The deeper we dove, the more people wanted to know what we were up to. Clearly, they were not used to strangers, let alone tour groups, roaming through their neighborhood. Luckily, Sherif, a local resident with tight white pants, a pink shirt and fake Ray-Bans, decided to join us. Not only was he known to everyone in the neighborhood and so reassured people about the motives of our group, but he also seemed to know exactly where the cutest animals of the area were hidden.

In one cul-de-sac we discovered a bunch of sandy-colored puppies. Everyone stopped to take pictures, play with them and watch as they were being nursed by their mom. Suddenly, a panicked voice shot around the corner: “Those are my babies. What are you doing to them?!” The voice belonged to a woman in a bright orange traditional dress and a light headscarf who calmed down as soon as she understood that we were not poisoning her puppies. Her name was Rahma — which, appropriately enough perhaps, means mercy in Arabic — and she was a former government employee with dark eyes set in a small, tanned face. She started smiling as she told us how much she loved her strays. Dozens of cats lived in her apartment, she said, and she fed the dogs every morning.

“I just want them to experience some tenderness and affection,” she explained.

As we talked, more neighbors gathered around us to chat. They seemed almost proud as they told us about their own experiences feeding the cats and dogs in the area. A middle-aged man wanted to know all the details about the type of cat food we were using. He took a close look and smelled the pellets, as his friend joked: “Why don’t you try them?” Meanwhile, one of the guys from our group showed a shy little girl from the neighborhood how to feed a friendly dog that had settled down next to us. Soon, all fear and reservations had vanished — between humans and animals as well as between humans and humans.

That day in Attaba was one of his favorite tours so far, Mostafa told me a few months later during a Zoom call that happened to take place on the International Day of Cats — as much a coincidence as stumbling upon the Alley of Cats in Attaba and equally as exciting to everyone involved. Mostafa had just come back from Tanta, a city in the Nile Delta, where his family is from and where he wants to establish a third Meow Tours branch. Apart from Cairo, he already does regular tours in Alexandria and has some volunteers working with him in both cities.

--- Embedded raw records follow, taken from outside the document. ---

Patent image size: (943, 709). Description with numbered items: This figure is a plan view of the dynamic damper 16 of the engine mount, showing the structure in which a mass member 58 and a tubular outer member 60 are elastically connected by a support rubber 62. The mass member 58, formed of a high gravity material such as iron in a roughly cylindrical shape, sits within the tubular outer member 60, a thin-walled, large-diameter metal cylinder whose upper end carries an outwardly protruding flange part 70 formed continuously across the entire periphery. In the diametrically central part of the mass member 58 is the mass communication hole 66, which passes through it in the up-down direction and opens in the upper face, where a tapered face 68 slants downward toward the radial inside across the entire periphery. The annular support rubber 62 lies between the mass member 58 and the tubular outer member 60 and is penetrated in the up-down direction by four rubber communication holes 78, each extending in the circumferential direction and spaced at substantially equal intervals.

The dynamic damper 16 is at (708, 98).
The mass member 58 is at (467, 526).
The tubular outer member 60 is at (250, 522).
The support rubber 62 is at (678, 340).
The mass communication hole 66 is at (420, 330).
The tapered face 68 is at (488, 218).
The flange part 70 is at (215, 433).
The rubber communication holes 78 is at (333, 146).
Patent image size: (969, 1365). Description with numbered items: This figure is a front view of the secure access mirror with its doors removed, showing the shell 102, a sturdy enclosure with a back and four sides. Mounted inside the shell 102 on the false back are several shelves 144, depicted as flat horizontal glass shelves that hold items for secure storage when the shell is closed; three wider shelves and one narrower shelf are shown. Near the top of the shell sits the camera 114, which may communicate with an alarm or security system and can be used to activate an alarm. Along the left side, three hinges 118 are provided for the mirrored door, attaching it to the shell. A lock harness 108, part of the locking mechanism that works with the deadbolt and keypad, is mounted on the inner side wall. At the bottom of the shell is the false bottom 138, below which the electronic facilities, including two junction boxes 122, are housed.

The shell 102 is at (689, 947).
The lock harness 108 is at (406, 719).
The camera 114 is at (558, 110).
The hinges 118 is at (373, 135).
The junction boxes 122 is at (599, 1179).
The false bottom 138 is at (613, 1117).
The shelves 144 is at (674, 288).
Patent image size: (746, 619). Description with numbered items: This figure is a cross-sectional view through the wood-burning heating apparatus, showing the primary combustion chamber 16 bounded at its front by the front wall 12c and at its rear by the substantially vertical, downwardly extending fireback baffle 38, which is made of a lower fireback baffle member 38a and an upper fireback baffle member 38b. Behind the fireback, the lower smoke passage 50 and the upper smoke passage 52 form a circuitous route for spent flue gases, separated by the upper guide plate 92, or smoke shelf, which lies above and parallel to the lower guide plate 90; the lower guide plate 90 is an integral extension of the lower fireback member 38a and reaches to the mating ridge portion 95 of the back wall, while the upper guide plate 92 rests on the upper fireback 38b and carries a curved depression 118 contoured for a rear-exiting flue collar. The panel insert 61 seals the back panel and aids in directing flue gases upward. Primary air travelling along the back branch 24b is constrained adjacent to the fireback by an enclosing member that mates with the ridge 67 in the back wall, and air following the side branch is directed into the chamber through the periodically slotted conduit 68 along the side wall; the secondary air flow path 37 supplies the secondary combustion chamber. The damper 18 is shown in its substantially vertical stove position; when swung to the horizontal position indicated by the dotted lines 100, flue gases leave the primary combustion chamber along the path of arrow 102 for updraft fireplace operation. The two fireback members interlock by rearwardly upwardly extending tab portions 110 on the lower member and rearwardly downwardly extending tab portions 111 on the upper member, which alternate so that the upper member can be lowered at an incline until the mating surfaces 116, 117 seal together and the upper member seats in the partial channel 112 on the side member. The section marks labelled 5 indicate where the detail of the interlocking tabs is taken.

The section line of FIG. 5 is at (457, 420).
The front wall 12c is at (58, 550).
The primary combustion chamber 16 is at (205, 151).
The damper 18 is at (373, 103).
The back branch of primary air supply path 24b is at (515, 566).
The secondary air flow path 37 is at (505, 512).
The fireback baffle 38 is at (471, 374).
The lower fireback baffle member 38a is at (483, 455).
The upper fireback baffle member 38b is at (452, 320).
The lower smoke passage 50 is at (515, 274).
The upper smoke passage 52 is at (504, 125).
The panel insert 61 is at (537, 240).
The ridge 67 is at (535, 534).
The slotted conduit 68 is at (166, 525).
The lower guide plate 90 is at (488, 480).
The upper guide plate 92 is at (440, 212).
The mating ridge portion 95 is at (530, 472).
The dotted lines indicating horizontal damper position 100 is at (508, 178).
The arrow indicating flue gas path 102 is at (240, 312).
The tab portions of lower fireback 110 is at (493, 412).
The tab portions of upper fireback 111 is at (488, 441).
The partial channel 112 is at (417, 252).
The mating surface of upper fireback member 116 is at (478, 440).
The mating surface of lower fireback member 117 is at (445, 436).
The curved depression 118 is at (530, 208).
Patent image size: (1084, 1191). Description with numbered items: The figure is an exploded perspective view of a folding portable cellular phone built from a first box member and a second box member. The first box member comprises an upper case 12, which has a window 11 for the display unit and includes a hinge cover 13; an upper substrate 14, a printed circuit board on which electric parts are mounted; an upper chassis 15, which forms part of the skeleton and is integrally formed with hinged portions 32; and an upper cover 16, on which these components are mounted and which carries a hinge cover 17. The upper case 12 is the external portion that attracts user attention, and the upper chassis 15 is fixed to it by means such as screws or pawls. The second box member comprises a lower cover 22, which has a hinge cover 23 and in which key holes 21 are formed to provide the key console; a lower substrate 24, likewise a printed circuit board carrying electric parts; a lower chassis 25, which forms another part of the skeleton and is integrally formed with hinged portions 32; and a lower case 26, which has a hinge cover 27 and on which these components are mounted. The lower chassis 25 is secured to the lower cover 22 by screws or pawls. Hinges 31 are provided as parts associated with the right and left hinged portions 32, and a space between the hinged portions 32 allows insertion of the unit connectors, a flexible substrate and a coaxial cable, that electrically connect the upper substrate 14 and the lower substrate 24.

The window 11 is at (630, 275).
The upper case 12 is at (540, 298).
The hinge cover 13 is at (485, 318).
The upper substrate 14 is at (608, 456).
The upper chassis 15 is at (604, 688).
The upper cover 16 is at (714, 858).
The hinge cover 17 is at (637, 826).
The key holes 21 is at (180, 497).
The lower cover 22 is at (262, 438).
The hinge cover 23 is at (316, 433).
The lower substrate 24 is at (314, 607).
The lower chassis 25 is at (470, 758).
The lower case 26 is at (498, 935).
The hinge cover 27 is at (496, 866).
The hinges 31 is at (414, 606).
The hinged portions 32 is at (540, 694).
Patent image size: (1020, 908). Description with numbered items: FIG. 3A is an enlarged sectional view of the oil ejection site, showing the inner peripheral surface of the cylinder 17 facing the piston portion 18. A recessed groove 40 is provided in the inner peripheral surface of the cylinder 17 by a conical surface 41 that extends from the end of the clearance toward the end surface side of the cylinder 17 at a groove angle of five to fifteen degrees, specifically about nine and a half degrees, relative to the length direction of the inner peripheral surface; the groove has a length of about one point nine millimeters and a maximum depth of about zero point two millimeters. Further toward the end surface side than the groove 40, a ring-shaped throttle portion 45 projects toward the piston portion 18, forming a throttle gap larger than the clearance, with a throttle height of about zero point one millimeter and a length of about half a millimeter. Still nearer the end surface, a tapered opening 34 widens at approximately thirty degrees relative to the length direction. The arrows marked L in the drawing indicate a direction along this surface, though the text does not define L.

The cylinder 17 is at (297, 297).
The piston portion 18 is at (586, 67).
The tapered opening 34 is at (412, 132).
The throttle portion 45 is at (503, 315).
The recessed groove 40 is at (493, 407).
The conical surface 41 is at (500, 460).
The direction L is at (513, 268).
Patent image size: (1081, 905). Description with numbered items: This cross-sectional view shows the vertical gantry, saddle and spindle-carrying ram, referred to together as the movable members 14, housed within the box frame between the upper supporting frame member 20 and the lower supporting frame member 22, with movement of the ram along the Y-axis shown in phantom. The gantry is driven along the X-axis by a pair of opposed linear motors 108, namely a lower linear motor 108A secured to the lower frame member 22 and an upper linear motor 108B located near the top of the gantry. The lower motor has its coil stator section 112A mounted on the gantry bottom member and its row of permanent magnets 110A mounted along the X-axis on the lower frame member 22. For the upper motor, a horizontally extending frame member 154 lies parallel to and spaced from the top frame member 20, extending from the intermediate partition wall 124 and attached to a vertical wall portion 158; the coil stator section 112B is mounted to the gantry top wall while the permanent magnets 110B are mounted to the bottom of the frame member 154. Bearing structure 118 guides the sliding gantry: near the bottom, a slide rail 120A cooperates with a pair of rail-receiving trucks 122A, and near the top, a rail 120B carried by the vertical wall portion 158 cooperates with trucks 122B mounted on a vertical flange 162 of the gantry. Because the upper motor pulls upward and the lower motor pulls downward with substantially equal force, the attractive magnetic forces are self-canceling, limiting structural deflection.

What had impressed him most that day in Attaba was that even the people who did not like the animals had not bothered us. “Because they have neighbors who feed the animals, and they respect those neighbors,” he said, “that area was a perfect example of how people and animals can live together and accept each other.”

It also showed what Mostafa had already experienced throughout many tours — that contrary to stereotypes, poor or uneducated people do not treat animals worse than others. Quite the opposite. Tours Mostafa organized in the wealthier suburbs of Cairo often met with more negative reactions than those in underprivileged neighborhoods like Attaba.

“It is completely normal for rich people to poison animals,” he said. “They might be annoyed with the dogs barking in their street at night, so they just kill them.” On the other hand, Mostafa said, there are lots of people in every community who treat animals well based on their religious beliefs or simply because they have a good heart.

“Some people are kind, empathetic, merciful,” he said. Those who treat animals that way will do the same toward humans, Mostafa believes. “And vice versa: I am convinced that someone who beats animals does not treat people well either.”